La position de Claudia Sheinbaum

La présidente Sheinbaum a insisté sur le fait qu’elle s’engageait à trouver une solution qui ne compromettrait pas la sécurité des populations ni la production agricole au Mexique. Elle a expliqué qu’il était impossible de répondre immédiatement à la demande de Trump en raison de limitations techniques, comme la taille des conduites d’eau qui alimentent le fleuve Bravo. « Ce n’est pas un problème de mauvaise volonté de la part du Mexique », a-t-elle affirmé.

Les implications du traité de 1944

Selon le traité de 1944, en cas de sécheresse extrême, comme celle que le Mexique a connue en 2023 et 2024, le volume d’eau dû peut être reporté au prochain cycle quinquennal, qui débute l’année prochaine. Cette année, des précipitations abondantes ont permis au Mexique de livrer plus d’eau que requis, mais le pays demeure en retard par rapport aux engagements prévus par le traité.

Rencontres entre les fonctionnaires

Des fonctionnaires américains et mexicains ont récemment tenu une réunion pour discuter de cette question. Parmi eux se trouvaient Brooke Rollins, secrétaire à l’Agriculture des États-Unis, et Roberto Velasco Álvarez, secrétaire des Relations étrangères en fonction du Mexique.

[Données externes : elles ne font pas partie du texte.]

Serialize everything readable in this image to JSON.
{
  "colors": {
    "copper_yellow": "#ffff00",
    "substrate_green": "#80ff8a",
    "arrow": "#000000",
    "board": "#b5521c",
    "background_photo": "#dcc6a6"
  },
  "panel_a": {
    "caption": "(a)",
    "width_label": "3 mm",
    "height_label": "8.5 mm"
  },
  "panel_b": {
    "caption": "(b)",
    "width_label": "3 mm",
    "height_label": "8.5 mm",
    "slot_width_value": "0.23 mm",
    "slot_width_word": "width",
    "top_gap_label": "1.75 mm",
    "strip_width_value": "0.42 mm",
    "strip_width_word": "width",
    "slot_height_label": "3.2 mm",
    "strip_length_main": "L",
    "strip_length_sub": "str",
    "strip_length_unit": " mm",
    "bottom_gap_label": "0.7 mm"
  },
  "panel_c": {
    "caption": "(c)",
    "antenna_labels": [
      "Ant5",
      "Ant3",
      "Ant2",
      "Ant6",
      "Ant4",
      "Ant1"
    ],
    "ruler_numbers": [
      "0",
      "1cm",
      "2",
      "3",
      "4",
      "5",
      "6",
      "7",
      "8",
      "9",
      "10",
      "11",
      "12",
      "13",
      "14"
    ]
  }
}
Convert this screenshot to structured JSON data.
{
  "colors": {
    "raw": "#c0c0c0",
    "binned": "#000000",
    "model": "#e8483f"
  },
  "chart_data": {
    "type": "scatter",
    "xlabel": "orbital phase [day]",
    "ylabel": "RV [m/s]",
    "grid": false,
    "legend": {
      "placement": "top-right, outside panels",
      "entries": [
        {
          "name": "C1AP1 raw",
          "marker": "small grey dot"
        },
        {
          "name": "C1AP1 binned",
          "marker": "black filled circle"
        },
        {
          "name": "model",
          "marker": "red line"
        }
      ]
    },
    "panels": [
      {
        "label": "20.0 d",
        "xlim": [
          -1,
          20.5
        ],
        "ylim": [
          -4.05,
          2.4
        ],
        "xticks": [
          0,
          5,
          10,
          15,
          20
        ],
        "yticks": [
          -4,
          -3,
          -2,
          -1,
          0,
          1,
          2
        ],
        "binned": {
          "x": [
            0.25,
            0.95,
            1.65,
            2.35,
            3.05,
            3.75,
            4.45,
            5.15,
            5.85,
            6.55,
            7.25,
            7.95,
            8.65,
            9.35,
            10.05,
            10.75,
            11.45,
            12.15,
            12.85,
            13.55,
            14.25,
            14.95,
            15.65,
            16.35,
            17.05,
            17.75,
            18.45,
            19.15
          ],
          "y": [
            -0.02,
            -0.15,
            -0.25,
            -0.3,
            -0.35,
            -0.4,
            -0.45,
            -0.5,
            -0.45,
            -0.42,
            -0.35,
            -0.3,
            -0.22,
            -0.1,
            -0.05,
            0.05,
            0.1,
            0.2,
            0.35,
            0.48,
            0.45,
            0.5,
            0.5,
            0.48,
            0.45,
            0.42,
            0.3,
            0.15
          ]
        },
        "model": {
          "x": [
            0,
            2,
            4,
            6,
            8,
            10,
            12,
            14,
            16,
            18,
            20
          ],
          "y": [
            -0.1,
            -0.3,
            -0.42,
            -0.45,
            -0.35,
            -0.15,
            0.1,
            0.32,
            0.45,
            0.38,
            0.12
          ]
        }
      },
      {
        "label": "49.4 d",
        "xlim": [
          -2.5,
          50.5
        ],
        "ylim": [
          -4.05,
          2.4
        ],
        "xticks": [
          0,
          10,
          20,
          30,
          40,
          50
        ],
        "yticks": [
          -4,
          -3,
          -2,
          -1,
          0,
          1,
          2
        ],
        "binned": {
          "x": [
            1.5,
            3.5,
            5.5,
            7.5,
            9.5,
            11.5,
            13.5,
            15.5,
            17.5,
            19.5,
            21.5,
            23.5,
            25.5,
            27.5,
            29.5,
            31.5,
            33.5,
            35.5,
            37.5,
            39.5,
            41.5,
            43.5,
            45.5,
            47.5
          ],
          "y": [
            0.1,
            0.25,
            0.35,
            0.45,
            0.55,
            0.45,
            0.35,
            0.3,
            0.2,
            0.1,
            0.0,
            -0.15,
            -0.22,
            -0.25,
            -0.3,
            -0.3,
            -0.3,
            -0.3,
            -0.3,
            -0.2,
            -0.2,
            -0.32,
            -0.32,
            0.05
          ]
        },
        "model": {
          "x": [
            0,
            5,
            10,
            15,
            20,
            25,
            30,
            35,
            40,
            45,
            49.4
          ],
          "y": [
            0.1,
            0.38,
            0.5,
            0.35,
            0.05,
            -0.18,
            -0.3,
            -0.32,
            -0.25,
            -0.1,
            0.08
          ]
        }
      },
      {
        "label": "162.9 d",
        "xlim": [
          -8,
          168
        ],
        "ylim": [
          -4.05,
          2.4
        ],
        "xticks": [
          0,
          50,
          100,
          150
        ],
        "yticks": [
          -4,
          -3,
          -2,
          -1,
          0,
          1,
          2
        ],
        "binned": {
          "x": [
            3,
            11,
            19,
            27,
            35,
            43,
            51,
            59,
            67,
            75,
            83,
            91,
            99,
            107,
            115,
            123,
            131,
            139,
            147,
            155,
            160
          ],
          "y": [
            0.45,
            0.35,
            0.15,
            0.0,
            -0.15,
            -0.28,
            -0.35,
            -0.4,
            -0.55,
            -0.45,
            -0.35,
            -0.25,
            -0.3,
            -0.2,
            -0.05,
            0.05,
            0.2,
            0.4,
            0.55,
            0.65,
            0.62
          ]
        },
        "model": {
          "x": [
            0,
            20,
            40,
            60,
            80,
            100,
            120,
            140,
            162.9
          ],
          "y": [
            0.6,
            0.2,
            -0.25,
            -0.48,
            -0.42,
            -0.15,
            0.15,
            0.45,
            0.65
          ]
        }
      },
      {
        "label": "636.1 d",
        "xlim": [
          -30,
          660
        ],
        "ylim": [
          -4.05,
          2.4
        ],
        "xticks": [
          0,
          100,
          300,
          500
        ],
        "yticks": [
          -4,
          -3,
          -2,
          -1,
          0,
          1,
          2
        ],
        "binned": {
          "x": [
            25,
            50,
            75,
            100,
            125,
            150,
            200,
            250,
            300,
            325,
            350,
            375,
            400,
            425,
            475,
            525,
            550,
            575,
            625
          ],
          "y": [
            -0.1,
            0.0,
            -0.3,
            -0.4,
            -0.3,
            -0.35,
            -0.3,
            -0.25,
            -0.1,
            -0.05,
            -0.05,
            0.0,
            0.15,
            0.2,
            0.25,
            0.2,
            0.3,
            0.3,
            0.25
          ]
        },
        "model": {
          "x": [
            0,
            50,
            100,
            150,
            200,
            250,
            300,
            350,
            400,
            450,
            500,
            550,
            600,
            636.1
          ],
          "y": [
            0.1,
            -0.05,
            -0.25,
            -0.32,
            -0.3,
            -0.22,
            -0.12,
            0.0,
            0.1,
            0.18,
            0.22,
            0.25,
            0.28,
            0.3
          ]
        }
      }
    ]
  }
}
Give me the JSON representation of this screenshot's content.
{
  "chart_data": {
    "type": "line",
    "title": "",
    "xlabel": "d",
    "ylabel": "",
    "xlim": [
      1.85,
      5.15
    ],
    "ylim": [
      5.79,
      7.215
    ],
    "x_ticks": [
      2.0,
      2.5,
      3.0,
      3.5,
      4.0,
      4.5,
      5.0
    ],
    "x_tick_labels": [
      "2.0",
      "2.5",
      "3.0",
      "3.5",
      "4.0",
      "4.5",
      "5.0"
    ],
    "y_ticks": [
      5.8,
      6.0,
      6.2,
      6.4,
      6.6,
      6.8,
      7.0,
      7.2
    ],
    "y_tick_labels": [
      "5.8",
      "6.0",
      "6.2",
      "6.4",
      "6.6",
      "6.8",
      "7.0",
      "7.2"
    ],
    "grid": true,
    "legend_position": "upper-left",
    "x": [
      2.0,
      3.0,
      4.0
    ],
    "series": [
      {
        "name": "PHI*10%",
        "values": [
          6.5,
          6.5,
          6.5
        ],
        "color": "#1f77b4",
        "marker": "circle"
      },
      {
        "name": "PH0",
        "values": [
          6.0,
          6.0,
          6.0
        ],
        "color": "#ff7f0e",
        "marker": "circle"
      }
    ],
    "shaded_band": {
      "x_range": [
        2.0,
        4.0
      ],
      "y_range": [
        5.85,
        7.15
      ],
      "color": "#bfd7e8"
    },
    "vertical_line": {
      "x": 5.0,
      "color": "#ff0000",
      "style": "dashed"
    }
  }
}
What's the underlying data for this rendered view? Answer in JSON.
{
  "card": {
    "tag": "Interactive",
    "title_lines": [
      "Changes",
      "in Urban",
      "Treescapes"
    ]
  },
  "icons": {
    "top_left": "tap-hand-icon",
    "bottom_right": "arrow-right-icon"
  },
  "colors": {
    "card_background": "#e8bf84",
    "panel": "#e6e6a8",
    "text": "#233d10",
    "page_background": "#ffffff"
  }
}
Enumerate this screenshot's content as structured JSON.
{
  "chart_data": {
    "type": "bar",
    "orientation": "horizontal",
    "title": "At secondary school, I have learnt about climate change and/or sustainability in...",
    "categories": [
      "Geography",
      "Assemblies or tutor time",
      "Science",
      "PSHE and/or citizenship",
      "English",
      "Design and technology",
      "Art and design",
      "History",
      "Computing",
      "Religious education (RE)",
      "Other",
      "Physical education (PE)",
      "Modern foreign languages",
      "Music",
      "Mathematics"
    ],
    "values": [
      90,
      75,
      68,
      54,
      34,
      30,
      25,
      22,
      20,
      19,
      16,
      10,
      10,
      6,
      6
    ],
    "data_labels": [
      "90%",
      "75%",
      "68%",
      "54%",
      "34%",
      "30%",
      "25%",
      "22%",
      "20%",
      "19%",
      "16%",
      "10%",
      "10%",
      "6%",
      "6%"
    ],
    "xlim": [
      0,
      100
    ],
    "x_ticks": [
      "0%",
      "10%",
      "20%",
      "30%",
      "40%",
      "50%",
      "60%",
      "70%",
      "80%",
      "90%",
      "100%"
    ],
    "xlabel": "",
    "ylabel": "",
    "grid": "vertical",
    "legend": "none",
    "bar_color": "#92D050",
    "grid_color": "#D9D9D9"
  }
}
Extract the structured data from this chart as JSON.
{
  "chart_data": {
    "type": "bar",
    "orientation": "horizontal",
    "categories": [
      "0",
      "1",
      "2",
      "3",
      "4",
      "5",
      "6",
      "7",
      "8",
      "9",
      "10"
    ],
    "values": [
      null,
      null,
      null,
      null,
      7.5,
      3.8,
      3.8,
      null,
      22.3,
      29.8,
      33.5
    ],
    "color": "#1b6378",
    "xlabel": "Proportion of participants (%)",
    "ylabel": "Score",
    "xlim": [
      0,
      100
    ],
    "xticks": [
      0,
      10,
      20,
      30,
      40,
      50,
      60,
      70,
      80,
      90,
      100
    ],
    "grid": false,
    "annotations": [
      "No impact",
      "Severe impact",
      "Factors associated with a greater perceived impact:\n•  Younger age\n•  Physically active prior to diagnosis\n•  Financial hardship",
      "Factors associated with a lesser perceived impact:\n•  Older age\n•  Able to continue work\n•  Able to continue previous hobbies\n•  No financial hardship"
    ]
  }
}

Ce fut la cinquième réunion de ce type en peu de temps.

Précedents échanges sur la question

En avril, Trump avait déjà menacé d’augmenter les aranceles en raison de ce litige. En réponse, Sheinbaum avait transféré une partie des réserves d’eau du Mexique et accepté d’augmenter le flux d’eau jusqu’en octobre, évitant ainsi l’imposition des aranceles. Cela montre la complexité et l’importance de ces négociations pour les deux pays.

Conclusion et regard vers l’avenir

La situation souligne non seulement les tensions économiques entre le Mexique et les États-Unis, mais également l’importance des ressources en eau dans la diplomatie bilatérale. Les discussions continuent, et les deux pays cherchent à établir un accord qui profite à leurs intérêts respectifs. Avec le changement climatique et la raréfaction des ressources, la gestion de l’eau sera un sujet central dans les négociations futures.

Les événements futurs détermineront si une solution durable sera trouvée, mais l’engagement de Sheinbaum à naviguer entre les exigences américaines et les réalités internes du pays sera crucial.